If you are building an Equity Calculator or AI Solver, you should convert cards to integers once and pass integers around your system. This creates a 12x performance boost by skipping string parsing.

import { evaluate, getCardCode, rank, HandRank } from "@pokertools/evaluator";

// Convert strings to integers once
const holeCards = [getCardCode("As"), getCardCode("Ah")];
const board = [getCardCode("Ks"), getCardCode("Kh"), getCardCode("Qs")];

// Combine arrays (Spread operator is fast enough for small arrays)
const hand = [...holeCards, ...board];

// Evaluate
const strength = evaluate(hand);

// Check Rank
if (rank(hand) === HandRank.FullHouse) {
  console.log("We have a boat!");
}

📚 API Reference

Core Functions

evaluate(codes: number[]): number

The fastest evaluation method. Accepts an array of 5, 6, or 7 integers. Returns a raw score (lower is better).

  • Royal Flush: 1
  • ...
  • Worst High Card: 7462

evaluateStrings(cards: string[]): number

Helper to evaluate an array of strings like ['Ah', 'Td', ...].

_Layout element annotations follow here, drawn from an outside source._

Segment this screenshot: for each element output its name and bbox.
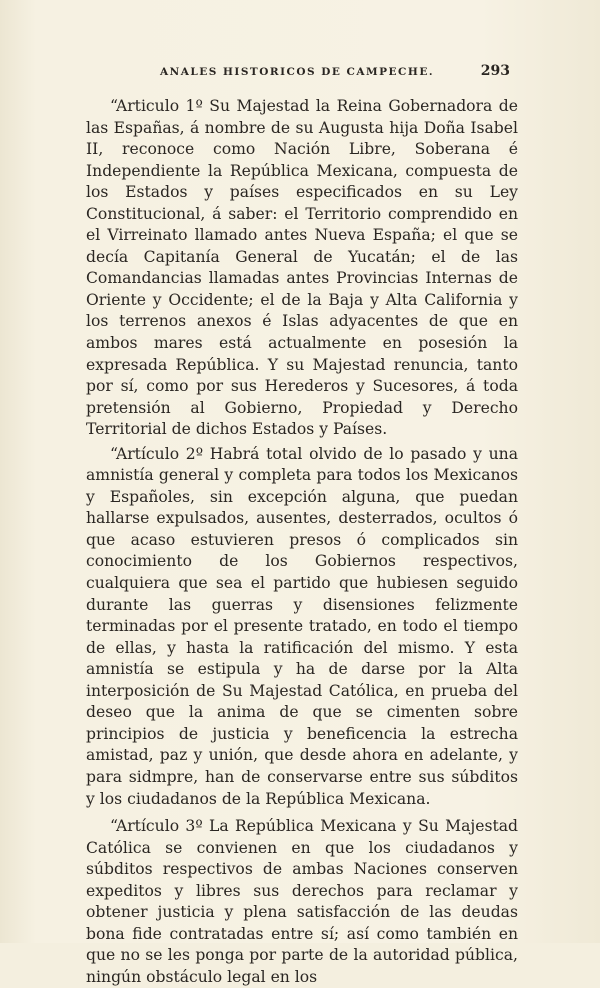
- running-header: [160, 64, 510, 82]
- body-text: [86, 96, 518, 988]
- article-1-paragraph: “Articulo 1º Su Majestad la Reina Gobernadora de las Españas, á nombre de su Augusta hija Doña Isabel II, reconoce como Nación Libre, Soberana é Independiente la República Mexicana, compuesta de los Estados y países especificados en su Ley Constitucional, á saber: el Territorio comprendido en el Virreinato llamado antes Nueva España; el que se decía Capitanía General de Yucatán; el de las Comandancias llamadas antes Provincias Internas de Oriente y Occidente; el de la Baja y Alta California y los terrenos anexos é Islas adyacentes de que en ambos mares está actualmente en posesión la expresada República. Y su Majestad renuncia, tanto por sí, como por sus Herederos y Sucesores, á toda pretensión al Gobierno, Propiedad y Derecho Territorial de dichos Estados y Países.: [86, 97, 518, 439]
- page-number: 293: [480, 63, 510, 79]
- article-3-paragraph: “Artículo 3º La República Mexicana y Su Majestad Católica se convienen en que los ciudadanos y súbditos respectivos de ambas Naciones conserven expeditos y libres sus derechos para reclamar y obtener justicia y plena satisfacción de las deudas bona fide contratadas entre sí; así como también en que no se les ponga por parte de la autoridad pública, ningún obstáculo legal en los: [86, 817, 518, 986]
- article-2-paragraph: “Artículo 2º Habrá total olvido de lo pasado y una amnistía general y completa para todos los Mexicanos y Españoles, sin excepción alguna, que puedan hallarse expulsados, ausentes, desterrados, ocultos ó que acaso estuvieren presos ó complicados sin conocimiento de los Gobiernos respectivos, cualquiera que sea el partido que hubiesen seguido durante las guerras y disensiones felizmente terminadas por el presente tratado, en todo el tiempo de ellas, y hasta la ratificación del mismo. Y esta amnistía se estipula y ha de darse por la Alta interposición de Su Majestad Católica, en prueba del deseo que la anima de que se cimenten sobre principios de justicia y beneficencia la estrecha amistad, paz y unión, que desde ahora en adelante, y para sidmpre, han de conservarse entre sus súbditos y los ciudadanos de la República Mexicana.: [86, 444, 518, 808]
- header-title: ANALES HISTORICOS DE CAMPECHE.: [160, 66, 434, 78]
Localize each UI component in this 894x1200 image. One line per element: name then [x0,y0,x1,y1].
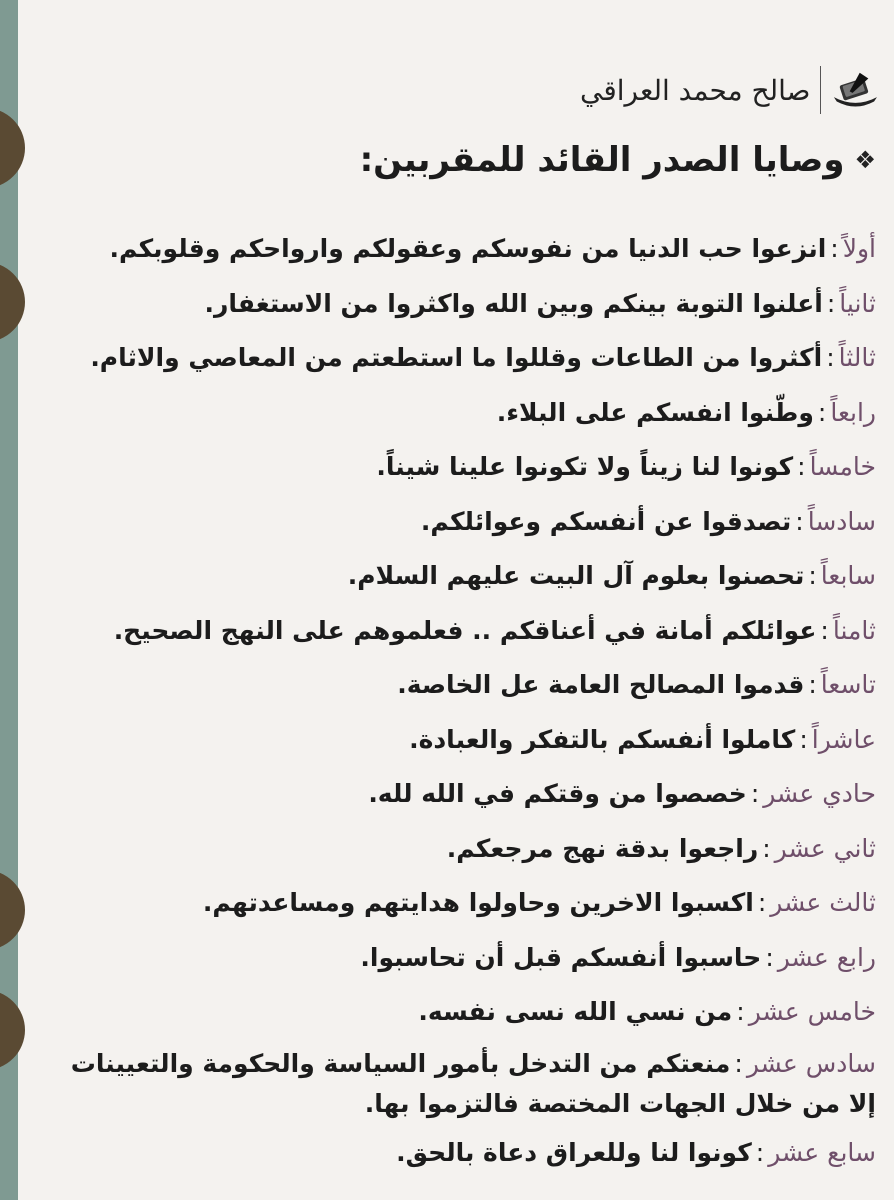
item-text: كونوا لنا زيناً ولا تكونوا علينا شيناً. [376,452,794,481]
item-ordinal: تاسعاً [820,670,876,699]
diamond-bullet-icon: ❖ [854,146,876,174]
item-ordinal: حادي عشر [763,779,876,808]
item-text: وطّنوا انفسكم على البلاء. [496,397,814,427]
list-item: أولاً:انزعوا حب الدنيا من نفوسكم وعقولكم وارواحكم وقلوبكم. [109,234,876,263]
item-ordinal: سادس عشر [746,1048,876,1078]
list-item: سابع عشر:كونوا لنا وللعراق دعاة بالحق. [396,1137,876,1167]
brand-name: صالح محمد العراقي [580,73,811,107]
item-text: كاملوا أنفسكم بالتفكر والعبادة. [409,724,796,754]
item-ordinal: خامس عشر [748,997,876,1026]
brand-header [580,55,880,125]
list-item: سابعاً:تحصنوا بعلوم آل البيت عليهم السلام. [347,561,876,590]
list-item: حادي عشر:خصصوا من وقتكم في الله لله. [368,779,876,808]
advice-list [36,222,876,1180]
list-item: رابع عشر:حاسبوا أنفسكم قبل أن تحاسبوا. [360,942,876,972]
item-ordinal: سابعاً [820,561,876,590]
item-ordinal: ثالثاً [838,343,876,372]
decorative-circle [0,870,25,950]
list-item: خامس عشر:من نسي الله نسى نفسه. [418,997,876,1026]
decorative-circle [0,990,25,1070]
item-text: خصصوا من وقتكم في الله لله. [368,779,747,808]
item-text: كونوا لنا وللعراق دعاة بالحق. [396,1137,752,1167]
item-ordinal: رابعاً [830,397,876,427]
list-item: سادس عشر:منعتكم من التدخل بأمور السياسة والحكومة والتعيينات إلا من خلال الجهات المختصة فالتزموا بها. [70,1048,876,1118]
item-text: انزعوا حب الدنيا من نفوسكم وعقولكم وارواحكم وقلوبكم. [109,234,827,263]
item-text: منعتكم من التدخل بأمور السياسة والحكومة والتعيينات إلا من خلال الجهات المختصة فالتزموا بها. [70,1048,876,1118]
header-divider [820,66,821,114]
item-ordinal: ثاني عشر [774,833,876,863]
decorative-circle [0,108,25,188]
item-ordinal: ثامناً [832,615,876,645]
item-ordinal: عاشراً [811,724,876,754]
item-text: عوائلكم أمانة في أعناقكم .. فعلموهم على النهج الصحيح. [113,615,817,645]
item-text: أعلنوا التوبة بينكم وبين الله واكثروا من الاستغفار. [204,288,823,318]
page-title-text: وصايا الصدر القائد للمقربين: [359,140,845,180]
item-ordinal: خامساً [809,452,876,481]
item-ordinal: رابع عشر [777,942,876,972]
item-ordinal: سابع عشر [768,1137,876,1167]
list-item: ثالث عشر:اكسبوا الاخرين وحاولوا هدايتهم ومساعدتهم. [202,888,876,917]
list-item: تاسعاً:قدموا المصالح العامة عل الخاصة. [397,670,876,699]
document-page [30,0,880,1200]
item-text: أكثروا من الطاعات وقللوا ما استطعتم من المعاصي والاثام. [90,343,823,372]
item-text: تحصنوا بعلوم آل البيت عليهم السلام. [347,561,805,590]
item-ordinal: ثانياً [839,288,876,318]
item-text: من نسي الله نسى نفسه. [418,997,733,1026]
page-title [360,140,876,180]
item-text: حاسبوا أنفسكم قبل أن تحاسبوا. [360,942,762,972]
item-ordinal: ثالث عشر [770,888,876,917]
book-quill-icon [831,60,880,120]
item-text: اكسبوا الاخرين وحاولوا هدايتهم ومساعدتهم. [202,888,754,917]
item-ordinal: أولاً [842,234,876,263]
list-item: عاشراً:كاملوا أنفسكم بالتفكر والعبادة. [409,724,876,754]
item-ordinal: سادساً [807,506,876,536]
list-item: ثانياً:أعلنوا التوبة بينكم وبين الله واكثروا من الاستغفار. [204,288,876,318]
item-text: تصدقوا عن أنفسكم وعوائلكم. [420,506,792,536]
list-item: ثامناً:عوائلكم أمانة في أعناقكم .. فعلموهم على النهج الصحيح. [113,615,876,645]
list-item: سادساً:تصدقوا عن أنفسكم وعوائلكم. [420,506,876,536]
list-item: ثالثاً:أكثروا من الطاعات وقللوا ما استطعتم من المعاصي والاثام. [90,343,876,372]
item-text: قدموا المصالح العامة عل الخاصة. [397,670,805,699]
list-item: رابعاً:وطّنوا انفسكم على البلاء. [496,397,876,427]
item-text: راجعوا بدقة نهج مرجعكم. [446,833,759,863]
list-item: ثاني عشر:راجعوا بدقة نهج مرجعكم. [446,833,876,863]
decorative-circle [0,262,25,342]
list-item: خامساً:كونوا لنا زيناً ولا تكونوا علينا شيناً. [376,452,876,481]
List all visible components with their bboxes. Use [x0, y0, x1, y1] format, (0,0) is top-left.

evaluateBoard(board: string): number

Helper to evaluate a space-separated string like "Ah Td 2c".

Ranking Helpers

rank(codes: number[]): HandRank

Returns the HandRank enum (0-8) for a set of card integers.

HandRank (Enum)

enum HandRank {
  StraightFlush = 0,
  FourOfAKind = 1,
  FullHouse = 2,
  Flush = 3,
  Straight = 4,
  ThreeOfAKind = 5,
  TwoPair = 6,
  OnePair = 7,
  HighCard = 8,
}

rankDescription(rank: HandRank): string

Returns human-readable strings like "Full House" or "High Card".

Card Encoding

getCardCode(cardStr: string): number

Converts a card string (e.g., "Ah") into the optimized integer format used by this library.

stringifyCardCode(code: number): string

Converts an integer back into a readable string.

🧮 Algorithm

This library implements the Perfect Hash algorithm.

  1. It first checks for a Flush using a bitmask OR operation.
  2. If no flush, it calculates a unique prime-product hash (Quinary) based on the rank counts.
  3. This hash is used as an index into a pre-computed DAG (Directed Acyclic Graph) lookup table to immediately return the hand strength.

This approach avoids expensive sorting or pattern matching operations found in slower libraries.